Now’s the time to not only yank the weeds out of your plant beds, but the vigorous vegetation that’s just as problematic: invasive plants. They’re not the same as weeds, but can be just as detrimental.
The U.S. Department of Agriculture even rounds them up in a list.
City or suburbs, where we live and work isn’t the ecologically productive land it once was. Humans have crowded out fully functioning ecosystems that used to support wildlife, and a lot of the green spaces we’ve designed into them is full of stuff that simply doesn’t belong here.
“Invasive plants are plant species which originally came from a different part of the world than where they are currently growing,” explained Jessica Shahan, naturalist at Newlin Grist Mill in Glen Mills. “They were introduced usually through human actions, either on purpose through plantings or accidentally when seeds or other plant parts were unintentionally moved between locations.”
Your local nursery is packed with alien species from other countries, and cities and towns have been planting them willy-nilly for years.
According to the National Audubon Society, “native oak trees support over 500 species of caterpillars whereas ginkgos, a commonly planted landscape tree from Asia, host only five species of caterpillars. When it takes over 6,000 caterpillars to raise one brood of chickadees, that is a significant difference.”
It’s all about being bug- and bird-friendly. However they got here, and whatever their size, invasive plants often find themselves with no natural checks, such as diseases, pests or inhospitable weather, and no attraction for local pollinators at the center of the garden food web.
“They cause problems in our local ecosystems by growing quickly, covering large amounts of area, and using up many of the resources available to the plants that are supposed to be there,” Shahan continued. “This results in less space and resources for the native plants that our wildlife rely on for food and shelter.”

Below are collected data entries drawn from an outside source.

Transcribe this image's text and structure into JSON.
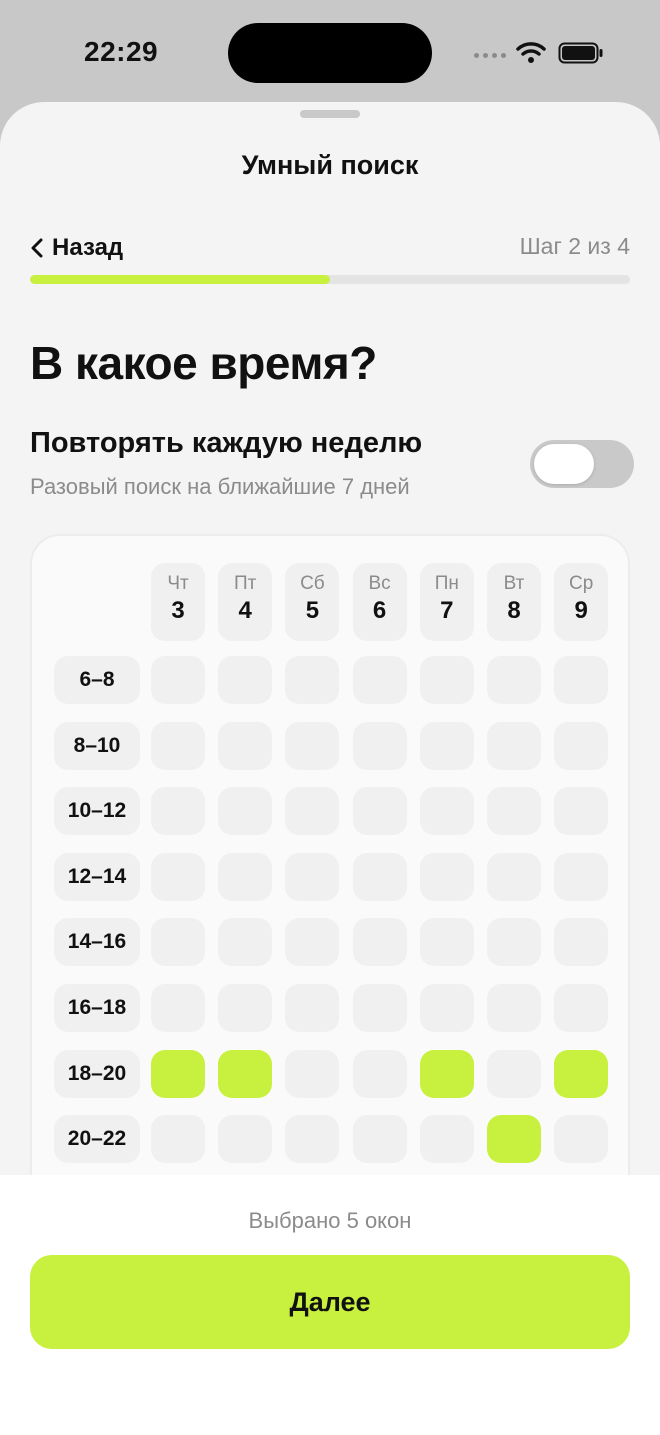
{
  "status_bar": {
    "time": "22:29",
    "icons": [
      "cellular-icon",
      "wifi-icon",
      "battery-icon"
    ]
  },
  "sheet": {
    "title": "Умный поиск",
    "back_label": "Назад",
    "step_label": "Шаг 2 из 4",
    "progress": {
      "current_step": 2,
      "total_steps": 4,
      "fraction": 0.5
    }
  },
  "main": {
    "heading": "В какое время?",
    "repeat_title": "Повторять каждую неделю",
    "repeat_subtitle": "Разовый поиск на ближайшие 7 дней",
    "repeat_enabled": false
  },
  "grid": {
    "days": [
      {
        "name": "Чт",
        "num": "3"
      },
      {
        "name": "Пт",
        "num": "4"
      },
      {
        "name": "Сб",
        "num": "5"
      },
      {
        "name": "Вс",
        "num": "6"
      },
      {
        "name": "Пн",
        "num": "7"
      },
      {
        "name": "Вт",
        "num": "8"
      },
      {
        "name": "Ср",
        "num": "9"
      }
    ],
    "time_slots": [
      "6–8",
      "8–10",
      "10–12",
      "12–14",
      "14–16",
      "16–18",
      "18–20",
      "20–22"
    ],
    "selected": [
      {
        "slot": "18–20",
        "day": "3"
      },
      {
        "slot": "18–20",
        "day": "4"
      },
      {
        "slot": "18–20",
        "day": "7"
      },
      {
        "slot": "18–20",
        "day": "9"
      },
      {
        "slot": "20–22",
        "day": "8"
      }
    ]
  },
  "footer": {
    "selected_count_text": "Выбрано 5 окон",
    "next_label": "Далее"
  },
  "colors": {
    "accent": "#c8f03e",
    "background": "#f4f4f4",
    "cell": "#f0f0f0",
    "muted_text": "#8b8b8b"
  }
}
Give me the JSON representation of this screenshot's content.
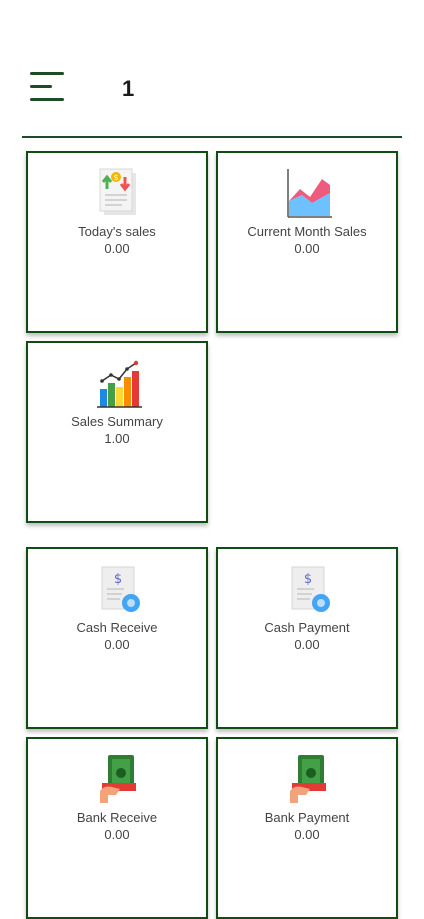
{
  "header": {
    "title": "1",
    "menu_icon": "hamburger-menu-icon"
  },
  "cards": [
    {
      "label": "Today's sales",
      "value": "0.00",
      "icon": "sales-receipt-icon"
    },
    {
      "label": "Current Month Sales",
      "value": "0.00",
      "icon": "area-chart-icon"
    },
    {
      "label": "Sales Summary",
      "value": "1.00",
      "icon": "bar-chart-icon"
    },
    {
      "label": "Cash Receive",
      "value": "0.00",
      "icon": "cash-document-icon"
    },
    {
      "label": "Cash Payment",
      "value": "0.00",
      "icon": "cash-document-icon"
    },
    {
      "label": "Bank Receive",
      "value": "0.00",
      "icon": "money-hand-icon"
    },
    {
      "label": "Bank Payment",
      "value": "0.00",
      "icon": "money-hand-icon"
    }
  ],
  "colors": {
    "accent": "#0f4d12",
    "text": "#444444"
  }
}
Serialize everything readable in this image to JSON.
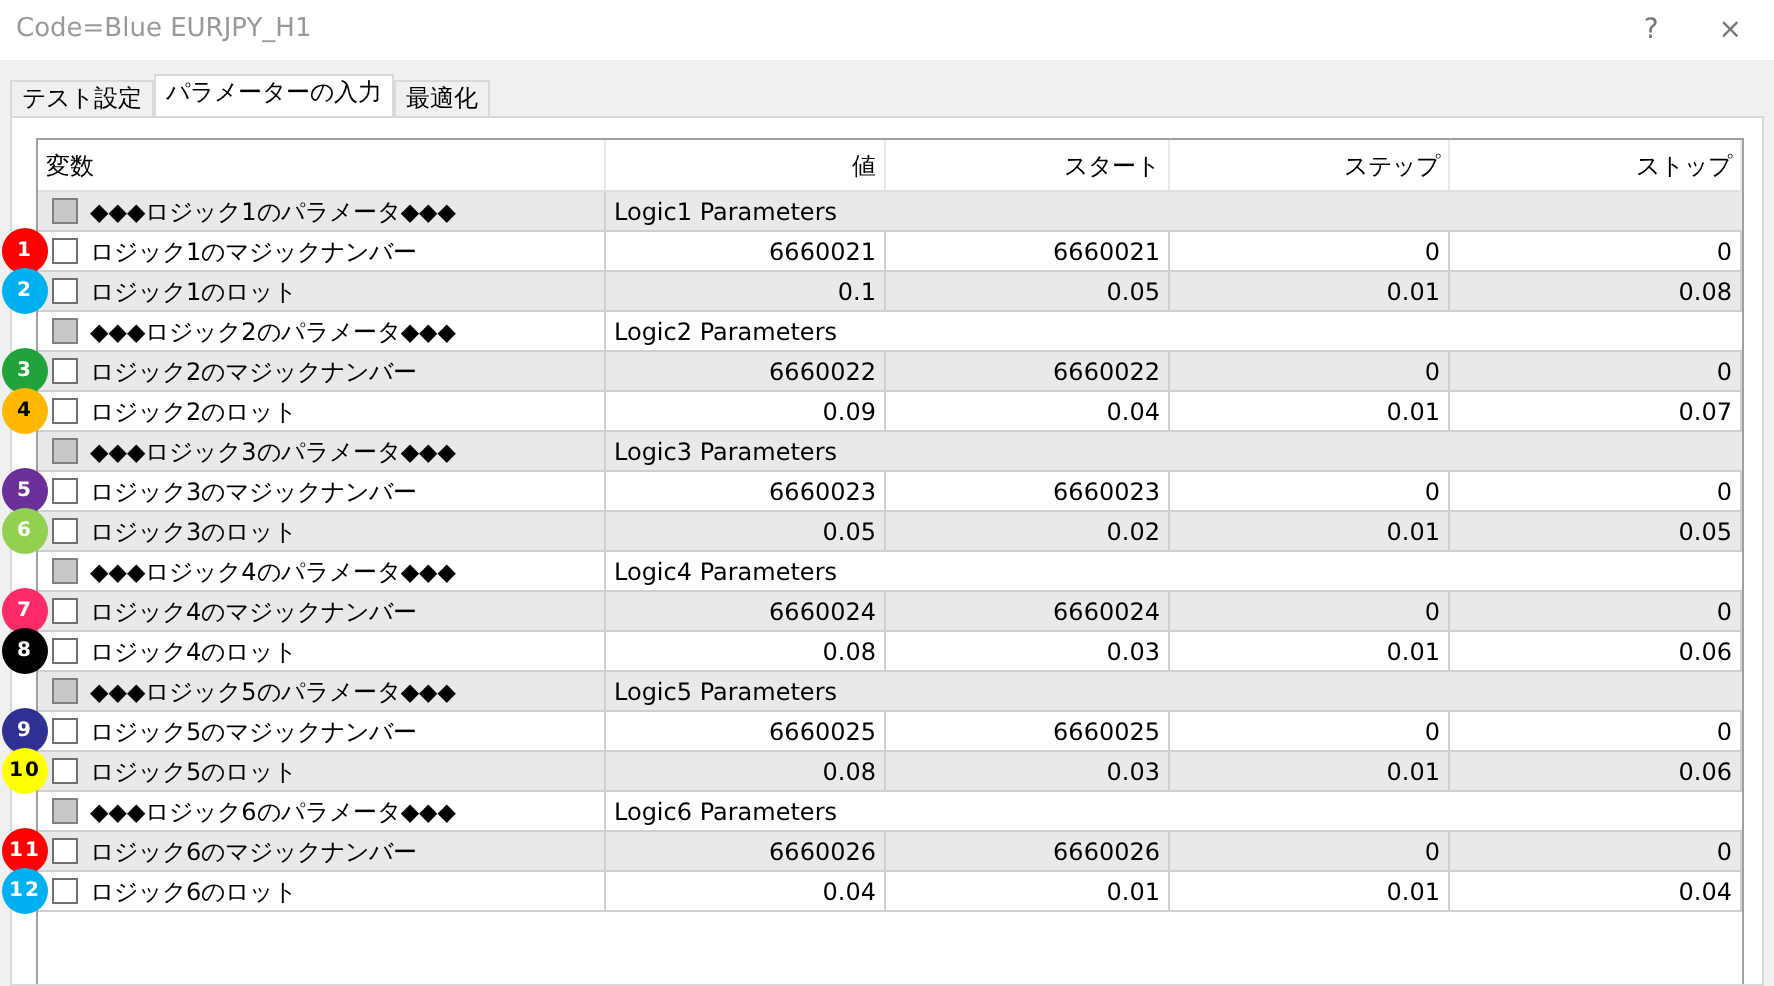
{
  "window": {
    "title": "Code=Blue EURJPY_H1",
    "help": "?",
    "close": "×"
  },
  "tabs": [
    {
      "label": "テスト設定",
      "selected": false
    },
    {
      "label": "パラメーターの入力",
      "selected": true
    },
    {
      "label": "最適化",
      "selected": false
    }
  ],
  "table": {
    "columns": [
      "変数",
      "値",
      "スタート",
      "ステップ",
      "ストップ"
    ],
    "rows": [
      {
        "kind": "group",
        "disabled": true,
        "name": "◆◆◆ロジック1のパラメータ◆◆◆",
        "comment": "Logic1 Parameters"
      },
      {
        "kind": "param",
        "disabled": false,
        "badge": "1",
        "color": "#ff0000",
        "name": "ロジック1のマジックナンバー",
        "value": "6660021",
        "start": "6660021",
        "step": "0",
        "stop": "0"
      },
      {
        "kind": "param",
        "disabled": false,
        "badge": "2",
        "color": "#00b0f0",
        "name": "ロジック1のロット",
        "value": "0.1",
        "start": "0.05",
        "step": "0.01",
        "stop": "0.08"
      },
      {
        "kind": "group",
        "disabled": true,
        "name": "◆◆◆ロジック2のパラメータ◆◆◆",
        "comment": "Logic2 Parameters"
      },
      {
        "kind": "param",
        "disabled": false,
        "badge": "3",
        "color": "#1fa33a",
        "name": "ロジック2のマジックナンバー",
        "value": "6660022",
        "start": "6660022",
        "step": "0",
        "stop": "0"
      },
      {
        "kind": "param",
        "disabled": false,
        "badge": "4",
        "color": "#ffb800",
        "name": "ロジック2のロット",
        "value": "0.09",
        "start": "0.04",
        "step": "0.01",
        "stop": "0.07"
      },
      {
        "kind": "group",
        "disabled": true,
        "name": "◆◆◆ロジック3のパラメータ◆◆◆",
        "comment": "Logic3 Parameters"
      },
      {
        "kind": "param",
        "disabled": false,
        "badge": "5",
        "color": "#6b2f9a",
        "name": "ロジック3のマジックナンバー",
        "value": "6660023",
        "start": "6660023",
        "step": "0",
        "stop": "0"
      },
      {
        "kind": "param",
        "disabled": false,
        "badge": "6",
        "color": "#92d050",
        "name": "ロジック3のロット",
        "value": "0.05",
        "start": "0.02",
        "step": "0.01",
        "stop": "0.05"
      },
      {
        "kind": "group",
        "disabled": true,
        "name": "◆◆◆ロジック4のパラメータ◆◆◆",
        "comment": "Logic4 Parameters"
      },
      {
        "kind": "param",
        "disabled": false,
        "badge": "7",
        "color": "#ff2a68",
        "name": "ロジック4のマジックナンバー",
        "value": "6660024",
        "start": "6660024",
        "step": "0",
        "stop": "0"
      },
      {
        "kind": "param",
        "disabled": false,
        "badge": "8",
        "color": "#000000",
        "name": "ロジック4のロット",
        "value": "0.08",
        "start": "0.03",
        "step": "0.01",
        "stop": "0.06"
      },
      {
        "kind": "group",
        "disabled": true,
        "name": "◆◆◆ロジック5のパラメータ◆◆◆",
        "comment": "Logic5 Parameters"
      },
      {
        "kind": "param",
        "disabled": false,
        "badge": "9",
        "color": "#2e3192",
        "name": "ロジック5のマジックナンバー",
        "value": "6660025",
        "start": "6660025",
        "step": "0",
        "stop": "0"
      },
      {
        "kind": "param",
        "disabled": false,
        "badge": "10",
        "color": "#ffff00",
        "name": "ロジック5のロット",
        "value": "0.08",
        "start": "0.03",
        "step": "0.01",
        "stop": "0.06"
      },
      {
        "kind": "group",
        "disabled": true,
        "name": "◆◆◆ロジック6のパラメータ◆◆◆",
        "comment": "Logic6 Parameters"
      },
      {
        "kind": "param",
        "disabled": false,
        "badge": "11",
        "color": "#ff0000",
        "name": "ロジック6のマジックナンバー",
        "value": "6660026",
        "start": "6660026",
        "step": "0",
        "stop": "0"
      },
      {
        "kind": "param",
        "disabled": false,
        "badge": "12",
        "color": "#00b0f0",
        "name": "ロジック6のロット",
        "value": "0.04",
        "start": "0.01",
        "step": "0.01",
        "stop": "0.04"
      }
    ]
  }
}
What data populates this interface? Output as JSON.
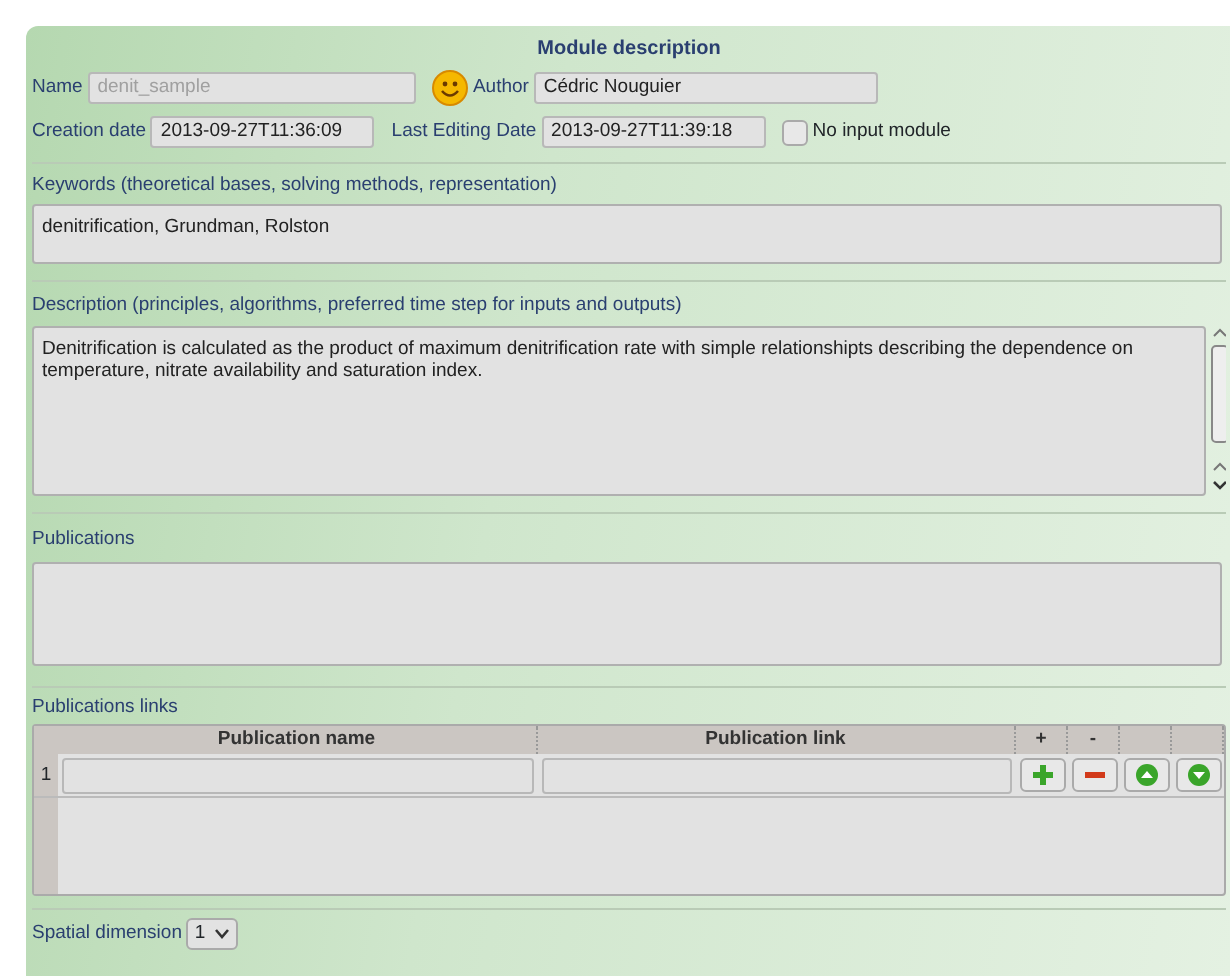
{
  "title": "Module description",
  "name": {
    "label": "Name",
    "value": "denit_sample",
    "disabled": true
  },
  "author": {
    "label": "Author",
    "value": "Cédric Nouguier"
  },
  "creation_date": {
    "label": "Creation date",
    "value": "2013-09-27T11:36:09"
  },
  "last_editing_date": {
    "label": "Last Editing Date",
    "value": "2013-09-27T11:39:18"
  },
  "no_input_module": {
    "label": "No input module",
    "checked": false
  },
  "keywords": {
    "label": "Keywords (theoretical bases, solving methods, representation)",
    "value": "denitrification, Grundman, Rolston"
  },
  "description": {
    "label": "Description (principles, algorithms, preferred time step for inputs and outputs)",
    "value": "Denitrification is calculated as the product of maximum denitrification rate with simple relationshipts describing the dependence on temperature, nitrate availability and saturation index."
  },
  "publications": {
    "label": "Publications"
  },
  "publications_links": {
    "label": "Publications links",
    "columns": [
      "Publication name",
      "Publication link",
      "+",
      "-"
    ],
    "rows": [
      {
        "index": "1"
      }
    ]
  },
  "spatial_dimension": {
    "label": "Spatial dimension",
    "value": "1"
  }
}
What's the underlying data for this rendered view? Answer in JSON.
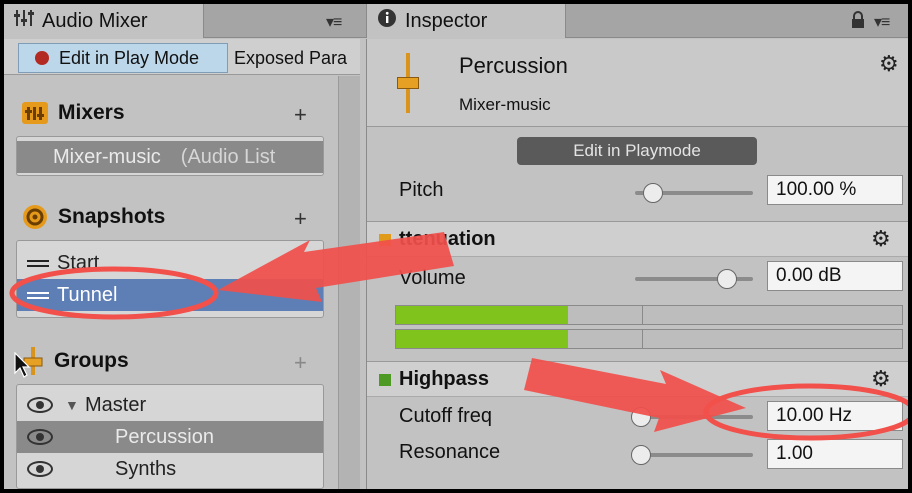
{
  "mixer_tab": {
    "title": "Audio Mixer"
  },
  "inspector_tab": {
    "title": "Inspector"
  },
  "toolbar": {
    "play_mode_label": "Edit in Play Mode",
    "exposed_label": "Exposed Para"
  },
  "mixers": {
    "title": "Mixers",
    "add": "+",
    "items": [
      {
        "name": "Mixer-music",
        "detail": "(Audio List"
      }
    ]
  },
  "snapshots": {
    "title": "Snapshots",
    "add": "+",
    "items": [
      {
        "name": "Start"
      },
      {
        "name": "Tunnel"
      }
    ]
  },
  "groups": {
    "title": "Groups",
    "add": "+",
    "items": [
      {
        "name": "Master"
      },
      {
        "name": "Percussion"
      },
      {
        "name": "Synths"
      }
    ]
  },
  "inspector": {
    "title": "Percussion",
    "subtitle": "Mixer-music",
    "playmode_button": "Edit in Playmode",
    "pitch": {
      "label": "Pitch",
      "value": "100.00 %",
      "level": 0.15
    },
    "attenuation": {
      "title": "Attenuation",
      "visible_title": "ttenuation",
      "volume_label": "Volume",
      "volume_value": "0.00 dB",
      "volume_level": 0.78,
      "meter_levels": [
        0.34,
        0.34
      ]
    },
    "highpass": {
      "title": "Highpass",
      "cutoff": {
        "label": "Cutoff freq",
        "value": "10.00 Hz",
        "level": 0.05
      },
      "resonance": {
        "label": "Resonance",
        "value": "1.00",
        "level": 0.05
      }
    }
  },
  "colors": {
    "selection": "#5d7fb6",
    "record": "#b32a22",
    "meter": "#7fc31c",
    "annotation": "#f1504b",
    "attenuation_square": "#e09b1a",
    "highpass_square": "#4f9a25"
  }
}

Left to their own weed-like ways, invasive plants can crowd out native species and lead to the endangerment or even extinction of local plants.
In a park the size of the Newlin Grist Mill, large-scale invasive removal isn’t possible, so Shahan’s team focuses their efforts on specific locations of high importance, such as those with high biodiversity, areas that provide important breeding habitat for wildlife, sites home to rare or significant plant species, or ones used in the park’s environmental education programs.
Every year, gate-crashing vines are cut and pulled, trees and shrubs are axed, and herbaceous species are dug out and replaced with greenery that’s supposed to grow in southeastern Pennsylvania.
“We choose species that provide significant food and shelter resources for birds, native pollinators, and other wildlife that live in the park,” Shahan said. “Favorite trees include oaks, maples and hickories, plus lots of milkweed, asters and other nectar plants for monarch butterflies.”
To learn more from Shahan or join the battle against invasive plants at Newlin Grist Mill, you can volunteer for their Earth Day clean-up on April 20.
For another opportunity to go green, Green Philly hosts the inaugural Green Week April 18 to 25 to celebrate organizations that are hosting events to promote sustainability.